My "most important goal is to play and improve," he says. "Because I think if I can live by playing chess I can do what I like most and earn money from that."

Huang Xuan Thanh Khiet, 25, who also competed in Vietnam's national chess tournament, says chess was her first job, and now the board game pays off with an extra $70 every month. Thanks to the game, she also got a chance to see the world – the Vietnamese government flew her to Russia, Spain, Malaysia, and the Philippines.

"The [chess] federation pays for everything," Ms. Khiet says. "In my life, I never traveled on my own."

Mr. Thang says Vietnamese chess players improved after the government increased chess salaries and prizes. The stipends were raised from less than $100 to $300 per month over the past two years, while prizes for winning competitions were introduced five years ago and increased three times since, he says. Now, even children under 12 can take home as much as $500 for winning, he says. And in April, the top four male and female winners of Vietnam's national chess tournament took home a total of $13,500 in prizes, ranging from $250 to $4,000.

"We had good players before, but our economy was not developed," Thang said. "So before, talented children could not be sent to world tournaments."

While the financial side of things clearly makes a difference, some players suggest that chess might be becoming more popular in Vietnam at the expense of another board game.
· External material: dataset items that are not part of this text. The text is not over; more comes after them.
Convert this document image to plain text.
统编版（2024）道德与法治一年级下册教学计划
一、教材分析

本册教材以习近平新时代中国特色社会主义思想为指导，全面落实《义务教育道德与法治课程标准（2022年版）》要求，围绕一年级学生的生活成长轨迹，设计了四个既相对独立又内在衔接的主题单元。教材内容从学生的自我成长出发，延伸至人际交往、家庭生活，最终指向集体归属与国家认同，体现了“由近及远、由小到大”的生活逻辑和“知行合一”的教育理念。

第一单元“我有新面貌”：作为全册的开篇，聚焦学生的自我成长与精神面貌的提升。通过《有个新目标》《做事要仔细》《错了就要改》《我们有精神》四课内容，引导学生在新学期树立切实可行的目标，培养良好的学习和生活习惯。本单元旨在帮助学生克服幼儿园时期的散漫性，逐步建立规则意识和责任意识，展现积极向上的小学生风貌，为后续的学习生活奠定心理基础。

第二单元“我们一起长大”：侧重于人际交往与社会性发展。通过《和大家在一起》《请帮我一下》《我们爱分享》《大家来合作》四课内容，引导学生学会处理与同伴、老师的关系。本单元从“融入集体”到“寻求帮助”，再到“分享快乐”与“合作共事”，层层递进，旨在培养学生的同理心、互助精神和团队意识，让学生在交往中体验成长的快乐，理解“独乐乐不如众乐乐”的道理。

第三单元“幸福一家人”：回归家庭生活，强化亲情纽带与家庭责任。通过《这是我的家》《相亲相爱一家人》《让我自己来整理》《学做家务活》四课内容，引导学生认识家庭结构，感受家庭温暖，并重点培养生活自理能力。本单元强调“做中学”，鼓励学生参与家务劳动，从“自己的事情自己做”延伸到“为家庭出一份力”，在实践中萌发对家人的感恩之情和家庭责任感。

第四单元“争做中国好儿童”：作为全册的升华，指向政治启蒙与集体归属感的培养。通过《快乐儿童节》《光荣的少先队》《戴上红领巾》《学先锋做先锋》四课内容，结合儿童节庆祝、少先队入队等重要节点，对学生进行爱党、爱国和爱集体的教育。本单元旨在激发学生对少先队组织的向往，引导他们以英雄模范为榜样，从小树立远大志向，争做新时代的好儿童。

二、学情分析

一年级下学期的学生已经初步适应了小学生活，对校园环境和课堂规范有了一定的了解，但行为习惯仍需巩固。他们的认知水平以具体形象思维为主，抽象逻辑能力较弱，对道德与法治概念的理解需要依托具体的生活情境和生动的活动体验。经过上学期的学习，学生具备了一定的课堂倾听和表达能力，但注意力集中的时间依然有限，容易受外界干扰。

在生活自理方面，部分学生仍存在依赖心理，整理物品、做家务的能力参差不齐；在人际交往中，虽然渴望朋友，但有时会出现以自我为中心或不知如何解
Chinese chess, a game that a visitor to Vietnam will see old men playing on sidewalks, is becoming less popular among youth.

Liem says this is because of the Internet. You can play international chess online with people all over the world, he says, while Chinese chess is known only in Asia. Also, you cannot play Chinese chess with a computer, says Liem, who spends much of his time practicing with electronic partners. "There are a few programs, but they are not strong, not professional," he says.

In fact, several members of Vietnam's national team, including Liem himself, represent a first generation of chess players: Their parents do not know how to play the game.

"We're civil engineers, not chess players," says Liem's mother, Than Thi My Le. (Liem learned chess from his older brother, who learned it from a book.)

So what's in store for Vietnamese chess players?

Liem, who likes traditional Vietnamese music and reading "Harry Potter" (in Vietnamese), plans to start his university studies in September.He says he hopes to become the world chess champion.

And chances are there will be more chess players from Vietnam to follow in his footsteps.

"Nowhere in the world are there children who get these stipends. In other countries, the parents must pay," Thang said in Russian. But in Vietnam, "if the child is talented, all the conditions [for his improvement] are created. That's how we make good players."